GENEVA - The U.N. children’s fund reports more than 855,000 children in Cameroon’s Northwest and Southwest Anglophone regions are out of school, putting their future and the stability of the country at risk.
What began as a political crisis between Cameroon’s Anglophone and Francophone communities three years ago, has deteriorated into a full-blown humanitarian emergency. And, children are the major losers in this political, linguistic conflict.
Separatists in North-West and South-West Cameroon have put a ban on education in the region to protest government discrimination against English speakers.
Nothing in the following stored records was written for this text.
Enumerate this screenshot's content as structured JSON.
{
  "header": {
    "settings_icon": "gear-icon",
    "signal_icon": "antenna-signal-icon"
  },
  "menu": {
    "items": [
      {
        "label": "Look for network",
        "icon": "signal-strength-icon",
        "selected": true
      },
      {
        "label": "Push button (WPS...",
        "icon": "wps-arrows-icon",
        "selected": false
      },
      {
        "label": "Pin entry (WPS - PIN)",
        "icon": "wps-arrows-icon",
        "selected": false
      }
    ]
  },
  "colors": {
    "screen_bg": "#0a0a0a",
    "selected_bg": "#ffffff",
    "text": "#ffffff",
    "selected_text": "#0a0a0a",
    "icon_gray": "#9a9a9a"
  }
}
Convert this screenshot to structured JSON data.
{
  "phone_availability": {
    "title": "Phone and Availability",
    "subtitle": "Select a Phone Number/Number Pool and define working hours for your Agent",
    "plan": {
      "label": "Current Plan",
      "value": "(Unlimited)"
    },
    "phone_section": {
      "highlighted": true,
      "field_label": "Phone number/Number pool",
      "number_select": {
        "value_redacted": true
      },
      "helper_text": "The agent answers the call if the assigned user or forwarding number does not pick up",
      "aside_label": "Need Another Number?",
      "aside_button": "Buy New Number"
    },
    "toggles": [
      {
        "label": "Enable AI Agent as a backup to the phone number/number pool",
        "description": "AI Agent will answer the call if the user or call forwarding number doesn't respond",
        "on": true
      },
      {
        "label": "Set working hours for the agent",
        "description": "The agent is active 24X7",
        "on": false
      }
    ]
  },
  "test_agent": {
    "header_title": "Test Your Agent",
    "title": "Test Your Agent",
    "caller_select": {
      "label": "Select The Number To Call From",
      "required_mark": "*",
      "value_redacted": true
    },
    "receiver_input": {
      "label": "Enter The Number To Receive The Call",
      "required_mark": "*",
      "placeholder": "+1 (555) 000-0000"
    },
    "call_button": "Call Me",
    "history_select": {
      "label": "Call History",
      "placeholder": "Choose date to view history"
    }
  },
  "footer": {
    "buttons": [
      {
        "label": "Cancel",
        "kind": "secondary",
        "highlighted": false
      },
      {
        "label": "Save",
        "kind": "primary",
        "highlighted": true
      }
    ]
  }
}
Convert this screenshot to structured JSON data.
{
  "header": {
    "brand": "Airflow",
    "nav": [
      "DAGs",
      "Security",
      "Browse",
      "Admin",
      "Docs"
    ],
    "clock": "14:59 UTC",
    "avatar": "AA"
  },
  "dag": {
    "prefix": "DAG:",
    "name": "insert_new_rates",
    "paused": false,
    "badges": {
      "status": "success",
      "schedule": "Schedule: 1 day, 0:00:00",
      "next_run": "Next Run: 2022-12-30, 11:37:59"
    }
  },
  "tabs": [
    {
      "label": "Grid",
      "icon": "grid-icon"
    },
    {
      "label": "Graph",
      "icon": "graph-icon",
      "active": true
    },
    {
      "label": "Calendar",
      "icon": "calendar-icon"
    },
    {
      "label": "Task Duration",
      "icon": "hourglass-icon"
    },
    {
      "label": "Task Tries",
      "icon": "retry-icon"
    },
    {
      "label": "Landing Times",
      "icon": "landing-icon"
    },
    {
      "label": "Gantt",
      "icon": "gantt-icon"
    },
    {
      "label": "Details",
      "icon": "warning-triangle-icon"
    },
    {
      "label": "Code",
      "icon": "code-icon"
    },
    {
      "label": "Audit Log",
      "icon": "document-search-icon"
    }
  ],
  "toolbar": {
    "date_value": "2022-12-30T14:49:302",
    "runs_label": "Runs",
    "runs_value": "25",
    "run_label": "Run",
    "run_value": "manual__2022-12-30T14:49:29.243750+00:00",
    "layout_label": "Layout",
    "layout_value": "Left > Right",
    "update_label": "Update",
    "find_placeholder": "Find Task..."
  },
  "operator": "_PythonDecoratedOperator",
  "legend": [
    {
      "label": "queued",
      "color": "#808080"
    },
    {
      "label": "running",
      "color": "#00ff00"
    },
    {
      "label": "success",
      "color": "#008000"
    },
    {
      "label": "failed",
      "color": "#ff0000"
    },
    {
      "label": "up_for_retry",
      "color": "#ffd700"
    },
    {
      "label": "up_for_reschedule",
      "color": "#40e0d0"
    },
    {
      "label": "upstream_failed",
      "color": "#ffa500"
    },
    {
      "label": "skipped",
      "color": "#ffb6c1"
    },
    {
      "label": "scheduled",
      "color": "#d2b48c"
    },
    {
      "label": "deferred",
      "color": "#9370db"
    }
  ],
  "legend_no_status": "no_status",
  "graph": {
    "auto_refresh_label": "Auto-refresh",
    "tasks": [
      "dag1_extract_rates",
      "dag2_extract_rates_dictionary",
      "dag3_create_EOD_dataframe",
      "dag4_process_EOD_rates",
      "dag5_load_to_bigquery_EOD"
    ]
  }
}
In the past three years, the U.N. children’s fund reports at least 70 schools have been destroyed and pupils and teachers have been kidnapped.
UNICEF spokeswoman, Marixie Mercado, says the separatists’ ongoing no-school policy is having a devastating impact on the children and their communities.
“Two months since the beginning of the new school year, around 90 percent of public primary schools, that is more than 4,100 schools and 77 percent of public secondary schools, that is 745 remain closed or non-operational… A very real fear of violence also keep parents from sending their children to school and teachers and staff from reporting to work," she said.
UNICEF says school keeps children safe; whereas, children who live in violent, unstable environments run many dangers when they do not go to school. It says they face the risk of recruitment as child soldiers, of child marriage, early pregnancy and other forms of exploitation and abuse.
Mercado says UNICEF is trying to minimize the harm to children wherever possible.
“In some areas where schools have been closed, community-run learning activities have been initiated so that children do not miss out further on their education. UNICEF is procuring schoolbooks and other learning materials for 37,000 school-age children, and we are training teachers, including on social cohesion and accelerated learning,” she said.
UNICEF is calling on all communities, armed groups and government authorities to protect education in all its forms and not to use children as pawns in their political battles.
The agency reports it has received less than half of the $20 million it needs this year to provide Cameroon’s children with a safe and protective learning environment. It is appealing to international donors to support this effort.